Our next encounter in Matthew is:
But the Pharisees said, “It is by the prince of demons that he drives out demons.” (Matt. 9:32-34 NIV)
Don’t you just hear Satan laughing in the remarks of the Pharisees? Remember how Satan waits to attack Jesus “until the next opportunity came”? Here is one of the many opportunities where Satan uses human beings as mouthpieces to snarl at and mock Jesus. So, here’s something to think about: Satan uses others to get to you. Jesus was down range of Satan using others to attack Him on many occasions and it will be no different with you. The Pharisees here are being completely illogical (Why would Satan destroy his own works?) and in grave peril (attributing to Satan what God is doing is the “unpardonable sin”) so it makes no sense from a human perspective.
But in the spiritual realm, it fits. Anytime Satan can demean, belittle, question, cast doubt, or sabotage you and your calling with another person’s mouth, he’ll do it. Pride, anger, envy, fear in the other person is the perfect open door that Satan comes through and uses to his advantage. Let’s look at one time where Satan used one of Jesus’ closest followers:
From that time on Jesus began to explain to his disciples that he must go to Jerusalem and suffer many things at the hands of the elders, the chief priests and the teachers of the law, and that he must be killed and on the third day be raised to life.
Peter took him aside and began to rebuke him. “Never, Lord!” he said. “This shall never happen to you!”
Jesus turned and said to Peter, “Get behind me, Satan! You are a stumbling block to me; you do not have in mind the concerns of God, but merely human concerns.” (Matt. 16:21-23 NIV)
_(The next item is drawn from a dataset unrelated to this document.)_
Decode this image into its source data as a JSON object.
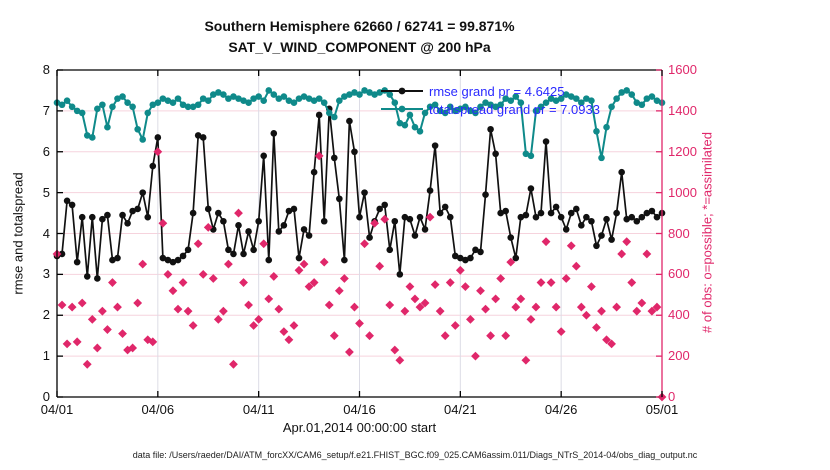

Peter was well-intentioned with Jesus. Who wouldn’t want to dissuade your best Friend from pursuing such a horrible end? But Peter missed the part about Jesus being raised to life, and the fear of His death opened up a door for Satan to enter and insinuate that Jesus did not need to go to the cross to fulfill His mission. But Jesus had clearly stated, "For even the Son of Man did not come to be served, but to serve, and to give his life as a ransom for many." (Mark 10:45)
Let’s examine another follower whom Satan used:
Now the Festival of Unleavened Bread, called the Passover, was approaching, and the chief priests and the teachers of the law were looking for some way to get rid of Jesus, for they were afraid of the people. Then Satan entered Judas, called Iscariot, one of the Twelve. And Judas went to the chief priests and the officers of the temple guard and discussed with them how he might betray Jesus. They were delighted and agreed to give him money. He consented, and watched for an opportunity to hand Jesus over to them when no crowd was present. (Luke 22:1-6 NIV)
There’s that word “opportunity” again. This time, Satan did not use fear but doubt in the heart of Judas to get what he wanted: Jesus arrested and killed. Judas has begun to doubt Jesus’ mission. Jesus had not used His mighty power to destroy the Roman oppression of Israel; all Judas saw was Jesus using His power to raise the dead, heal the sick and drive out demons.
Judas may have thought to himself: Fine use of your power there Jesus, but what about using it against those Romans? They are the greater evil! Use Your mighty power to conquer them! The crowds are always clamoring for your attention. You need to turn your attention to the Romans and their abuses. I would love to see you wipe their arrogant smiles right off their faces once and for all.
Satan entered Judas, perhaps deceiving Judas into thinking that he could force Jesus’ hand. Judas may have reasoned that when He was finally handed over to the Romans, Jesus would demonstrate all of His power to benefit the oppressed Jewish people. Jesus would free Himself from His captors and then free His fellow Jews. This, as we know, did not happen. Jesus’ mission was to impart a new heart, not a new government. Judas’ remorse over what he did drove him to suicide. His guilt and shame were just too much when he found out Jesus was not going to deliver the Jews from the Romans, but had delivered Himself to be crucified. Satan laughed many times in those final days, as Judas was swinging in the trees and Jesus bled on that cross.
On that Sunday morning, however, the laughter stopped.
Satan can use friends, family, disgruntled strangers and anyone to go after you. Most of the time, the person doesn’t even know he or she is being used by Satan to get to you. But your reaction should be the same: Pray for wisdom as to where those hurtful words or actions are coming from. Remember Satan’s endgame: to destroy you and anyone he can along the way. He will use any means necessary. Reclaim your heritage as a child of God and move forward. Then, PRAY:
Prayer softens your heart, opens you up to God’s healing and consoling presence, and allows you to have compassion on those who have hurt you. Besides, Satan hates it when we show mercy and see others as ourselves.
We all need prayer, a Savior and infinite patience with one another.
We will continue looking in Matthew as to how Jesus dealt with the enemy in upcoming blogs. May His Word comfort, guide and direct you!